Legal

Sefton v Allenbuild: enforcing a £2m adjudication decision

Fifteen years after practical completion, Sefton Council’s dispute with Allenbuild ended with a court enforcing an adjudication decision. Olivia Jenkins and Molly Whitehouse explain
Dunes Splash World Sefton
Dunes Splash World in Sefton (image Dunes Splash World)

Parties to a construction contract have a statutory right to adjudicate disputes, a right afforded to them by the Construction Act. That is precisely how a dispute arose between the parties in Metropolitan Borough Council of Sefton v Allenbuild Ltd.

The saga starts on 23 September 2005. The parties entered a construction contract where Allenbuild agreed to construct, complete, test, commission and maintain a combined leisure centre and water-based theme park for Sefton, the Southport Aquapark. Allenbuild achieved practical completion on 22 June 2007.

Dunes Splash World, as, it is now called, was temporarily closed in December 2019 to undergo essential remedial works. On 8 November 2021, Sefton served a notice of adjudication relating to defects. This was referred to the adjudicator, who on 17 January 2022, decided in the council’s favour to the tune of over £2m. When Allenbuild failed to comply with the adjudicator’s award, Sefton issued court proceedings to enforce the decision.  

Two key issues came before the court when hearing the council’s application for enforcement of the adjudicator’s decision.

The contractor’s opportunity to raise jurisdictional challenges was lost

The first issue concerned whether a jurisdictional challenge (that ought to have been known to the parties at the start of the adjudication and, in any case, before the adjudicator’s decision was made), could be raised for the first time after the decision had been reached.  The court decided that it could not.

In doing so, the court considered the merit of the jurisdictional challenge that Allenbuild sought to raise. It decided that, as Allenbuild had contended, the referral of the adjudication followed the wrong procedure (being the Scheme for Construction Contracts as set out in the Construction Act rather than the contractually agreed CIC model adjudication procedure).  

The merit of this challenge did not, however, alter the court’s decision that Allenbuild had already lost its opportunity to raise any jurisdictional challenges. It said there was "not a shred of evidence" that Allenbuild had ever reserved its right to raise any jurisdictional challenges during the adjudication. As a result, the contractor had waived any right to do so thereafter.  

The validity of the adjudicator’s decision was, therefore, upheld.
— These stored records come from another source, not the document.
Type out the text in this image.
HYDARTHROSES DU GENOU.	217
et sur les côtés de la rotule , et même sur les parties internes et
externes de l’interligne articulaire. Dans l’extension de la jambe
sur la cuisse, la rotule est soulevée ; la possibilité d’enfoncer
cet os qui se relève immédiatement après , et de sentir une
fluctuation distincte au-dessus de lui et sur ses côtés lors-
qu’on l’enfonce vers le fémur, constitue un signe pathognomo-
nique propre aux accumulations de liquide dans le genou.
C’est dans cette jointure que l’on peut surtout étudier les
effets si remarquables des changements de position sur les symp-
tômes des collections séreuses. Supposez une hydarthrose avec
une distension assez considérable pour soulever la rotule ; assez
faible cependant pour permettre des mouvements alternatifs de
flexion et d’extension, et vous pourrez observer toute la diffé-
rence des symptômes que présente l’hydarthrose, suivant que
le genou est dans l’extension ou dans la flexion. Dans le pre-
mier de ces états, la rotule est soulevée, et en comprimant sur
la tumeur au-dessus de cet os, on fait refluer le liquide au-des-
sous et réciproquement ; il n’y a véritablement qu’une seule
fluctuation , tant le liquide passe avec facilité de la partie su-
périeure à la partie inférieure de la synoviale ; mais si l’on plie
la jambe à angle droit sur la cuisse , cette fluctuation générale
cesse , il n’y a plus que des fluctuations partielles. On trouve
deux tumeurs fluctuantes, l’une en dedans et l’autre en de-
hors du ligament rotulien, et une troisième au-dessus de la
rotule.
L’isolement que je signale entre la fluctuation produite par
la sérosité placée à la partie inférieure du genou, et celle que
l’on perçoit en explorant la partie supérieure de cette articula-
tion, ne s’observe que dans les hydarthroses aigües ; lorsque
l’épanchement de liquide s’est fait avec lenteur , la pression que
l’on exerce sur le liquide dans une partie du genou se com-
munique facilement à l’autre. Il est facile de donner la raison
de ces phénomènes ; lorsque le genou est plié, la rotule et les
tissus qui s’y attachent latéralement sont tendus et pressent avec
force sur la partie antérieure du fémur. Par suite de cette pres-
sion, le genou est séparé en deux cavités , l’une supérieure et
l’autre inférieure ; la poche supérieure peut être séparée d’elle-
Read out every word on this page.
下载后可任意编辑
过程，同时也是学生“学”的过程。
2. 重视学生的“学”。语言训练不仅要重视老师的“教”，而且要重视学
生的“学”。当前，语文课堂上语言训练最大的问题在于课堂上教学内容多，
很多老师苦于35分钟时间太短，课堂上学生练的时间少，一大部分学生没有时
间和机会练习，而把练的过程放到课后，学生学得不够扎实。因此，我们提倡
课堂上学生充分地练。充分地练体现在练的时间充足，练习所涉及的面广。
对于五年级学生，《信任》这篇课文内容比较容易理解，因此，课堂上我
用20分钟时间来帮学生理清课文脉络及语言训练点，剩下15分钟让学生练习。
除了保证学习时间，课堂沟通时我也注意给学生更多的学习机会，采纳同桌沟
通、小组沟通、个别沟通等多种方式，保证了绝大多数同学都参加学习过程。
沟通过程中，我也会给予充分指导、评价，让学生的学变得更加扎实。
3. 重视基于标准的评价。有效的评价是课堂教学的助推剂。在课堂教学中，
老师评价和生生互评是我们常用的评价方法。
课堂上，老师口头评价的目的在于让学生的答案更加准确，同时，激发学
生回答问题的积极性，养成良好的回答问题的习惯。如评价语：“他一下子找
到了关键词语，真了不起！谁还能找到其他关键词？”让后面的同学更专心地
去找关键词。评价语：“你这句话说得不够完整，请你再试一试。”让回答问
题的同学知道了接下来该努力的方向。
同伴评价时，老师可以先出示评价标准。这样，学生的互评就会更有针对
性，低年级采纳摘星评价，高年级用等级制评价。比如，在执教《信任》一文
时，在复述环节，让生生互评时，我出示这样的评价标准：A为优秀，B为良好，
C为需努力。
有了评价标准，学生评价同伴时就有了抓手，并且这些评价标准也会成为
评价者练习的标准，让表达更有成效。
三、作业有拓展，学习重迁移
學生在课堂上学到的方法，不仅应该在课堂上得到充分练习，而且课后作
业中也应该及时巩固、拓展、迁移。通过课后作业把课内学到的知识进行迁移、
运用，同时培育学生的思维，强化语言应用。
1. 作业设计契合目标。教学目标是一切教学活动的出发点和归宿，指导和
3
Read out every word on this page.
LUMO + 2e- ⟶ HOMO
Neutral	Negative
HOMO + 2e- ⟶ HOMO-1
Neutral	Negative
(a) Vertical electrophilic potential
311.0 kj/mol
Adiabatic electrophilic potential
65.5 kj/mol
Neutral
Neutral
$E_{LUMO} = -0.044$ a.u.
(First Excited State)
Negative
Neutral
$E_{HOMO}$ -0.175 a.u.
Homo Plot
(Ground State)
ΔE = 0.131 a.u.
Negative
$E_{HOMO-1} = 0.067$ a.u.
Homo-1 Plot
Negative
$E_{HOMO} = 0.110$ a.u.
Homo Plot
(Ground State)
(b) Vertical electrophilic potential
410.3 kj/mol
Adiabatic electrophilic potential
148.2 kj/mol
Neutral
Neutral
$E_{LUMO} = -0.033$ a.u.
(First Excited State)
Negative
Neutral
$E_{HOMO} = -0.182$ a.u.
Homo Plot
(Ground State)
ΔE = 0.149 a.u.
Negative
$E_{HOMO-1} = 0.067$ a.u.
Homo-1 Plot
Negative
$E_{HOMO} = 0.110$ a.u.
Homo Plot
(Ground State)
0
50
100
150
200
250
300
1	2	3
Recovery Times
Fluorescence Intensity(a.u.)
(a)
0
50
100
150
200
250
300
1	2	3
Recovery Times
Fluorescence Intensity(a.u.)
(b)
Arbitration agreement did not capture adjudication enforcement

The second key issue before the court concerned the parties’ contractual agreement to refer any dispute to arbitration. Did this require the court to grant a stay of proceedings, pending referral of the parties’ dispute to arbitration?  The court decided that it did not.

The court considered two points:

  1. the contractual autonomy of the parties who agreed that any dispute between them should be referred to arbitration; and
  2. the "pay now, argue later" provisions which underlie the speedy resolution of construction disputes by adjudication in the Construction Act.

The court decided that the resolution of any conflict between those two points lies in identifying the true scope of any intended ‘reference’ to arbitration. The parties’ arbitration agreement provided no basis for adjourning enforcement of the adjudicator’s decision. The fact that an arbitration tribunal might ‘finally’ determine the parties’ dispute differently to the adjudicator does not affect the provisionally binding adjudicator’s decision. 

The court confirmed that neither of the adjudication procedures set out in CIC or the Scheme for Construction Contracts altered its decision. Both procedures expressly excluded any challenge to the decision of an adjudicator. Irrespective of which adjudication procedure applied under the parties’ contract, this exclusion meant the court would always have jurisdiction to enforce an adjudicator’s decision. Section 9 of the Arbitration Act 1996 (which Allenbuild relied upon when seeking the stay) would never require it to grant a stay as it only applied "in respect of a matter which under the [parties’] agreement is to be referred to arbitration".

Lessons learned

The key lesson here is always to tread carefully when deciding whether to protect the reservation of a right to raise jurisdictional challenges, during and following the conclusion of an adjudication.

It may be interpreted that the court is seeking to ignore the parties’ contractual arbitration agreement in favour of statutory "pay now, argue later" provisions in this judgment. But it is also giving effect to the philosophy that underlies section 9 of the Arbitration Act, which is to refer to the parties’ contractual agreement. This did not grant an arbitration tribunal jurisdiction to enforce (or refuse to enforce) an adjudicator’s decision. 

Finally, this judgment provides further indication of the court’s continued support for the use and enforcement of temporarily (or ‘provisionally’) binding adjudication awards. But this should not be confused with the final determination process separately afforded by the courts and arbitration tribunals.

Olivia Jenkins is an associate and Molly Whitehouse is a trainee solicitor at Trowers & Hamlins.